Full Accreditation of Human Research Protection Program is Cause for Celebration
An unexpected summer downpour may have driven the festivities indoors, but nothing could dampen spirits last week when researchers and administrators gathered to celebrate the good news that the University of Miami’s Human Research Protection Program (HRPP) had been awarded full accreditation by the Association for the Accreditation of Human Research Protection Programs.
The Institutional Review Boards, supported by the Human Subject Research Office, are the backbone on which UM’s HRPP is built, but accreditation acknowledges the critical contributions and collective excellence of the entire HRPP team. That includes principal investigators and their study teams, Research Compliance and Quality Assurance, Clinical Research Operations and Research Support, Research Information Technology, Disclosure and Conflict Management, and the Office of Research Administration.
“It is your dedication, your talent, your commitment that continues to strengthen our research programs and protect human subjects,” said Thomas J. LeBlanc, Ph.D., Executive Vice President and Provost of the University of Miami, who opened the remarks portion of the celebration. “This is something that we can all be proud of — another major milestone as we move forward together.”
“The University of Miami is ranked among the nation’s top research institutions,” said Pascal J. Goldschmidt, M.D., Senior Vice President for Medical Affairs and Dean of the Miller School of Medicine and CEO of UHealth. “Becoming accredited by the Association for the Accreditation of Human Research Protection Programs is very much aligned with the spirit of building a better ‘U.’ Provost LeBlanc and I, along with the leadership of the Cultural Transformation Team, recognize that it is through all of our combined efforts that we can continue to build on the solid foundation of our research enterprise and the world-renowned care we offer at UHealth.”
Goldschmidt pointed into the audience to credit Dushyantha T. Jayaweera, M.D., professor of medicine and Associate Vice Provost for Human Subject Research, who directs the Miller School of Medicine’s Human Subject Research Office, with instilling the mix of professionalism and compassion that characterize the entire research enterprise. He noted that Jayaweera had been recruited to UM in 1992 because of his interest in HIV/AIDS, and thanked Margaret A. Fischl, M.D., professor of medicine and Director of the AIDS Clinical Research Unit, for recruiting him.
John L. Bixby, Ph.D., professor of pharmacology and neurological surgery and Vice Provost for Research, was next at the podium.

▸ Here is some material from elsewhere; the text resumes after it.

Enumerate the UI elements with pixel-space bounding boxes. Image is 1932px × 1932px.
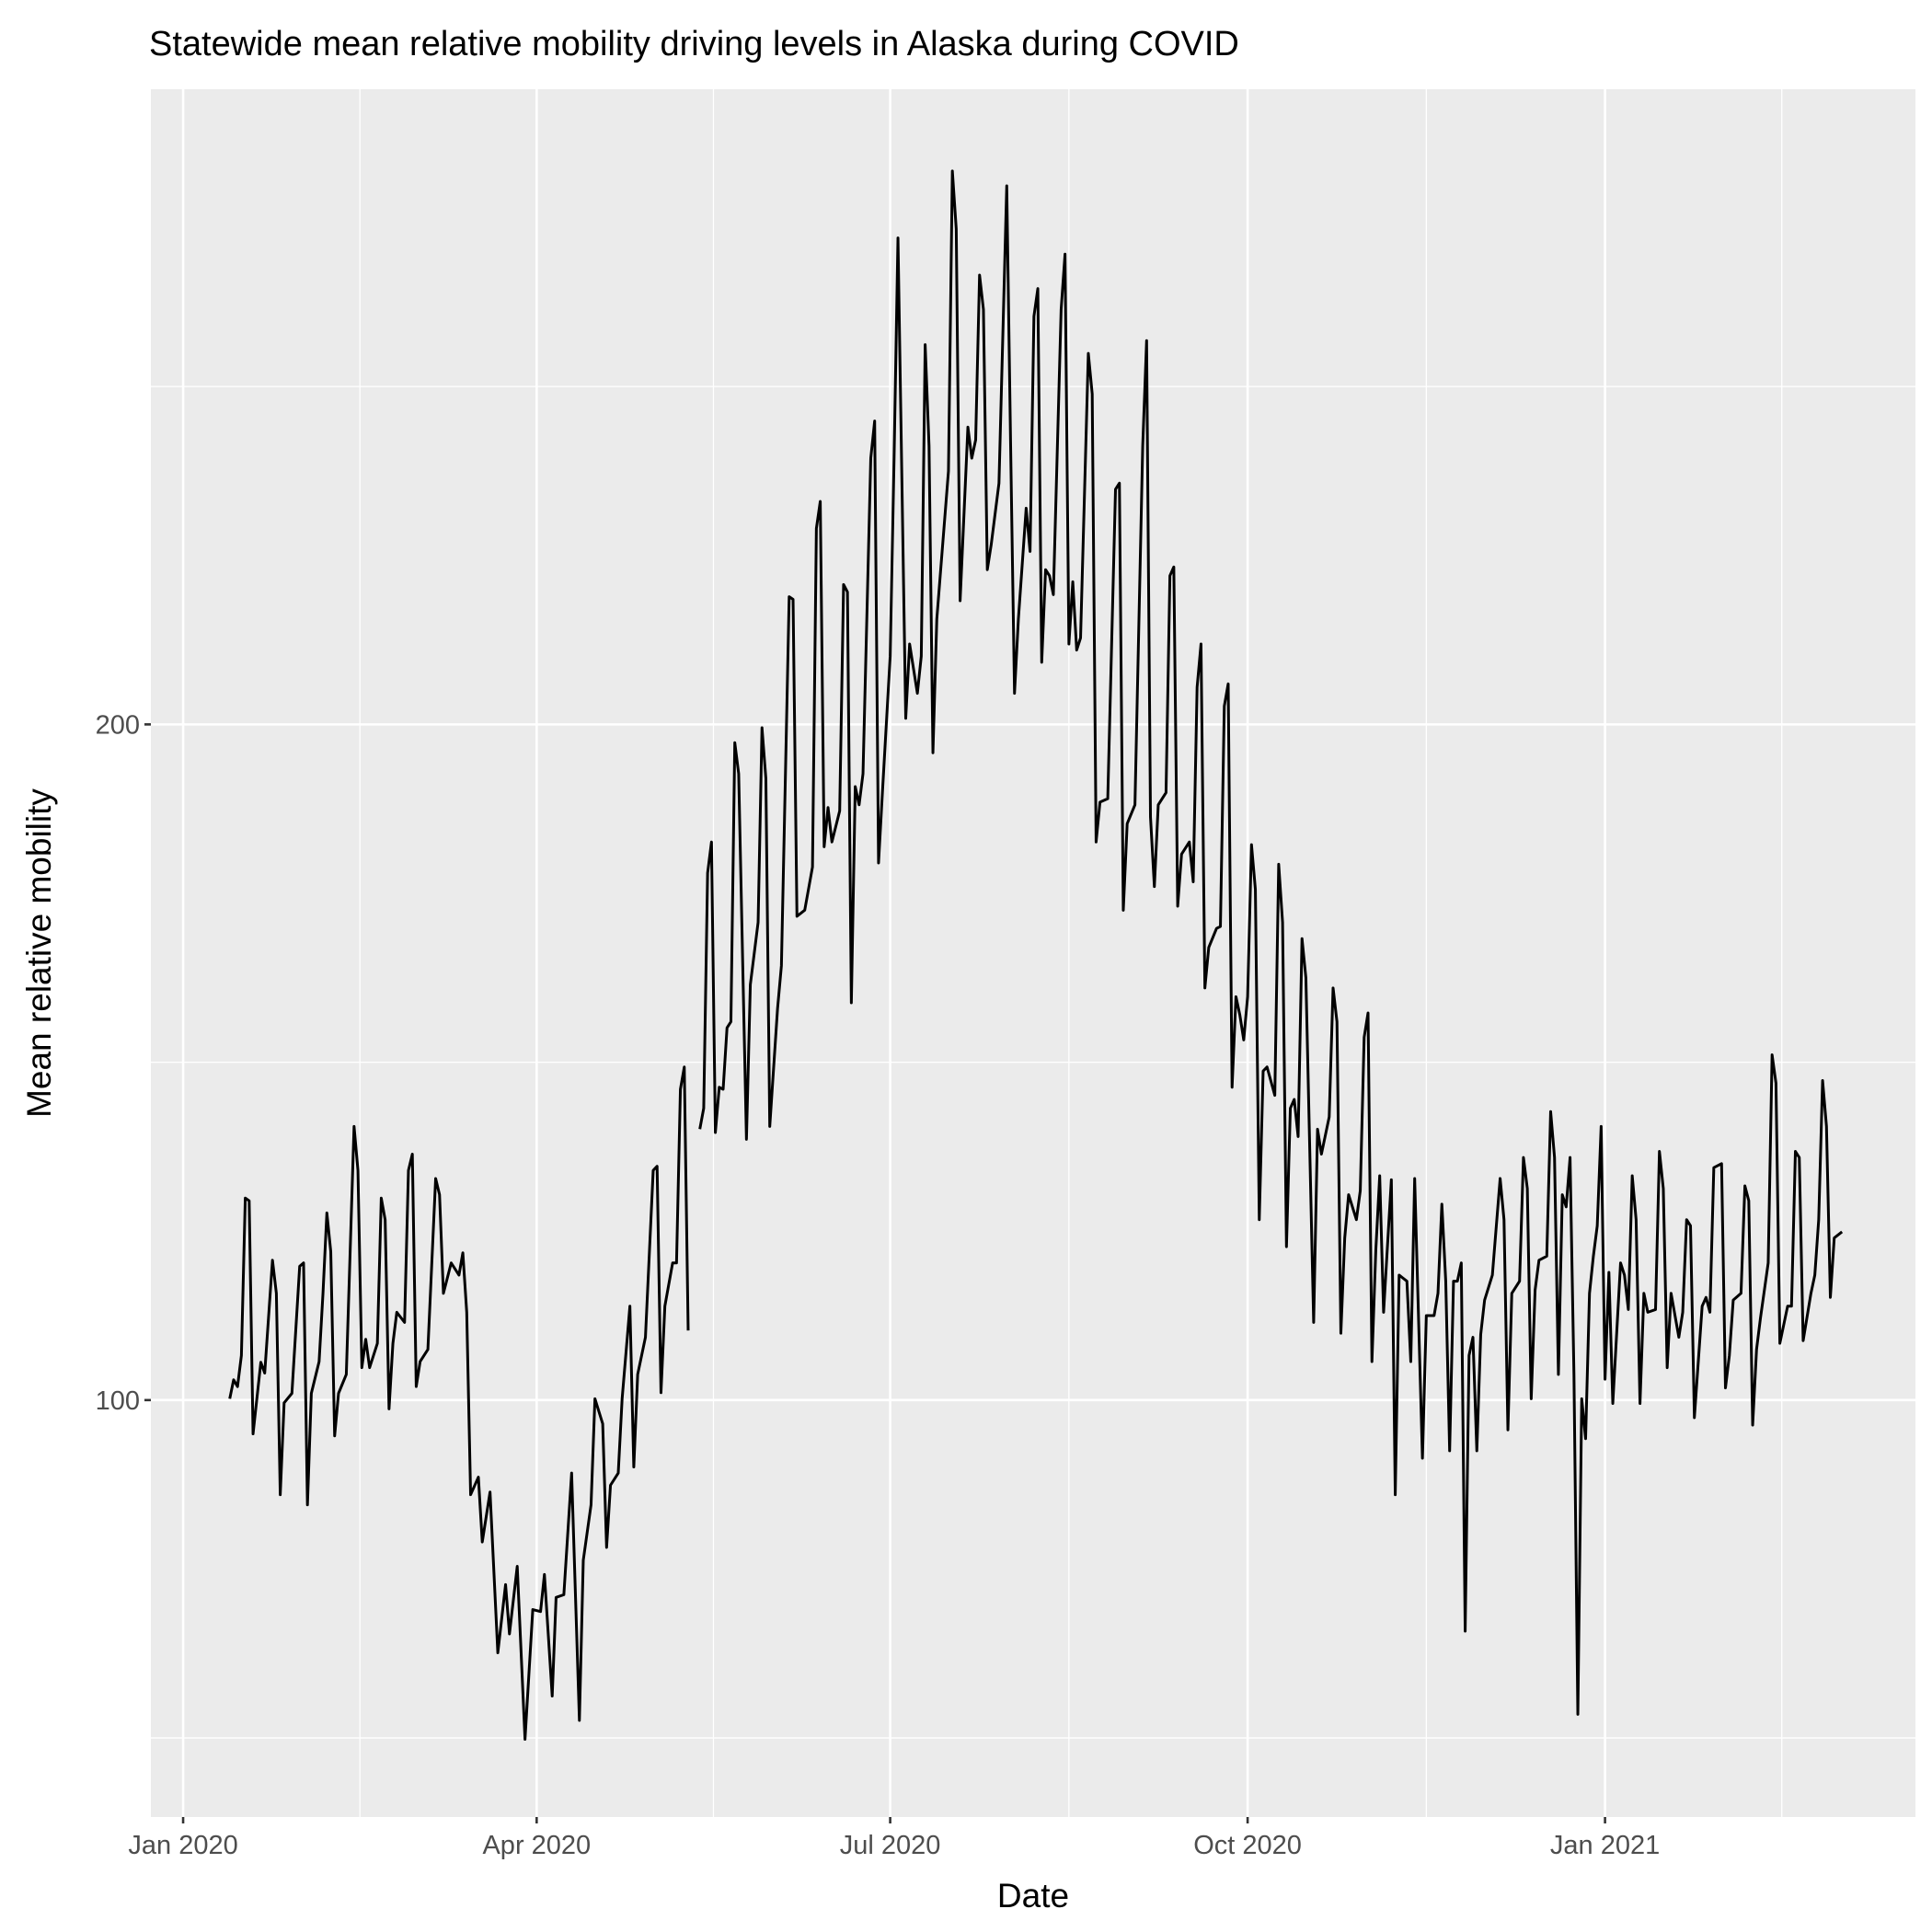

“The AAHRPP site visitors explicitly pointed out how important the support from our top senior leadership was,” he said, “and that the level of support they found here was not typical of what they see elsewhere. They also acknowledged the critical contributions and the collective excellence of all of the research and administrative groups. Nonetheless, with the accreditation comes the responsibility for superior science and continuous improvement.”
Jayaweera was clearly feeling up to the challenge, speaking enthusiastically from the microphone and during the informal conversation that followed. He acknowledged the team effort required in building and maintaining a top-quality research compliance enterprise, but he saved special praise for Kenia Viamonte, M.A., Senior Manager for Compliance/IRB Affairs, and Jeanette Mestepey, M.A., Senior Finance Manager, who assembled the two parts of the lengthy application. He also offered thanks to all of the University of Miami leadership, Omaida Velazquez, M.D., the newly named Chair of the Department of Surgery who has provided strong support in her role as Executive Dean for Research, Research Education and Innovative Medicine, and the partners in the Human Research Protection Program.

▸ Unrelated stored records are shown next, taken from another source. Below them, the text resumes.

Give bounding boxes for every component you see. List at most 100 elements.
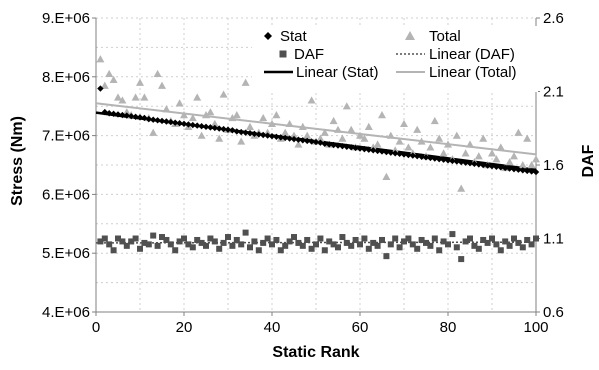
- point-stat: [145, 115, 152, 123]
- point-total: [395, 137, 404, 145]
- point-daf: [269, 241, 275, 248]
- point-stat: [330, 141, 337, 149]
- point-daf: [335, 244, 341, 251]
- point-daf: [233, 236, 240, 243]
- point-daf: [211, 238, 218, 245]
- point-total: [320, 128, 329, 136]
- point-stat: [409, 152, 416, 159]
- point-total: [373, 140, 382, 148]
- point-daf: [167, 241, 174, 248]
- point-stat: [484, 162, 491, 169]
- point-total: [532, 155, 540, 163]
- point-total: [523, 134, 532, 142]
- point-stat: [321, 140, 328, 148]
- point-daf: [282, 242, 289, 249]
- point-stat: [440, 156, 447, 163]
- point-total: [109, 75, 118, 83]
- y2-tick-label: 2.6: [543, 10, 564, 27]
- point-stat: [383, 148, 390, 156]
- y2-axis-title: DAF: [580, 144, 597, 177]
- point-stat: [488, 162, 496, 170]
- point-daf: [475, 245, 482, 252]
- point-total: [430, 116, 439, 125]
- point-daf: [343, 239, 350, 246]
- point-stat: [502, 164, 509, 172]
- y-axis-title: Stress (Nm): [9, 116, 26, 206]
- point-stat: [528, 168, 535, 175]
- point-stat: [290, 135, 298, 143]
- x-tick-label: 20: [176, 319, 193, 336]
- point-total: [228, 113, 237, 122]
- point-daf: [409, 241, 416, 248]
- point-total: [232, 111, 241, 119]
- point-total: [158, 81, 166, 89]
- point-daf: [115, 235, 121, 242]
- point-daf: [304, 236, 311, 243]
- point-stat: [356, 145, 364, 152]
- y-tick-label: 9.E+06: [42, 10, 90, 27]
- point-stat: [449, 157, 456, 165]
- point-total: [122, 108, 131, 116]
- point-daf: [291, 234, 297, 241]
- point-daf: [365, 245, 372, 252]
- point-stat: [238, 128, 245, 136]
- legend-item-linear-stat: Linear (Stat): [264, 64, 379, 81]
- point-total: [334, 125, 342, 133]
- point-daf: [471, 242, 478, 249]
- point-stat: [493, 163, 500, 170]
- point-stat: [110, 110, 117, 118]
- point-daf: [511, 235, 517, 242]
- legend-label-total: Total: [429, 28, 461, 45]
- point-total: [474, 152, 483, 160]
- y2-tick-label: 1.6: [543, 157, 564, 174]
- point-total: [303, 131, 312, 139]
- point-daf: [449, 231, 456, 238]
- point-total: [114, 93, 122, 101]
- point-stat: [436, 155, 443, 163]
- point-daf: [392, 235, 399, 242]
- legend-item-total: Total: [405, 28, 461, 45]
- point-stat: [141, 114, 148, 122]
- point-stat: [136, 114, 144, 121]
- point-total: [263, 128, 272, 136]
- point-daf: [519, 244, 526, 251]
- point-stat: [255, 131, 262, 138]
- point-daf: [313, 241, 319, 248]
- y-tick-label: 7.E+06: [42, 128, 90, 145]
- point-daf: [493, 241, 500, 248]
- point-daf: [154, 242, 161, 249]
- point-daf: [414, 245, 421, 252]
- point-total: [285, 119, 294, 128]
- point-total: [219, 90, 228, 98]
- point-stat: [172, 119, 179, 126]
- point-total: [307, 96, 316, 104]
- point-stat: [246, 130, 254, 137]
- point-daf: [203, 242, 209, 249]
- tick-labels: 0 20 40 60 80 100 4.E+06 5.E+06 6.E+06 7.E+06 8.E+…: [42, 10, 564, 336]
- point-total: [364, 122, 373, 130]
- point-total: [298, 122, 307, 130]
- point-daf: [480, 236, 487, 243]
- point-daf: [370, 239, 377, 246]
- point-total: [193, 93, 202, 101]
- point-total: [153, 69, 162, 78]
- point-total: [347, 125, 356, 133]
- point-stat: [233, 128, 240, 135]
- point-daf: [321, 247, 328, 254]
- point-daf: [418, 236, 425, 243]
- point-daf: [401, 238, 407, 245]
- point-stat: [374, 147, 381, 155]
- point-stat: [97, 85, 104, 92]
- point-total: [118, 96, 127, 104]
- point-daf: [255, 247, 262, 254]
- point-daf: [440, 238, 447, 245]
- legend-background: [252, 26, 538, 92]
- point-stat: [220, 125, 227, 133]
- point-total: [435, 134, 444, 142]
- point-daf: [128, 238, 135, 245]
- point-total: [246, 122, 254, 130]
- point-stat: [106, 110, 113, 117]
- point-daf: [216, 245, 223, 252]
- point-total: [162, 105, 171, 113]
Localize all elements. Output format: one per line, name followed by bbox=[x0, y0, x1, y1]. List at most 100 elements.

“Now we have to keep going,” he said. “We are already collecting data for resubmission because you need to be regularly reaccredited. Still, all the hard work has paid off. When the NIH and Big Pharma want to do studies, they want us to be the Institutional Review Board of record. You know you have achieved a reputation for quality human subject protection when the other institutions are calling you to be the IRB of record.”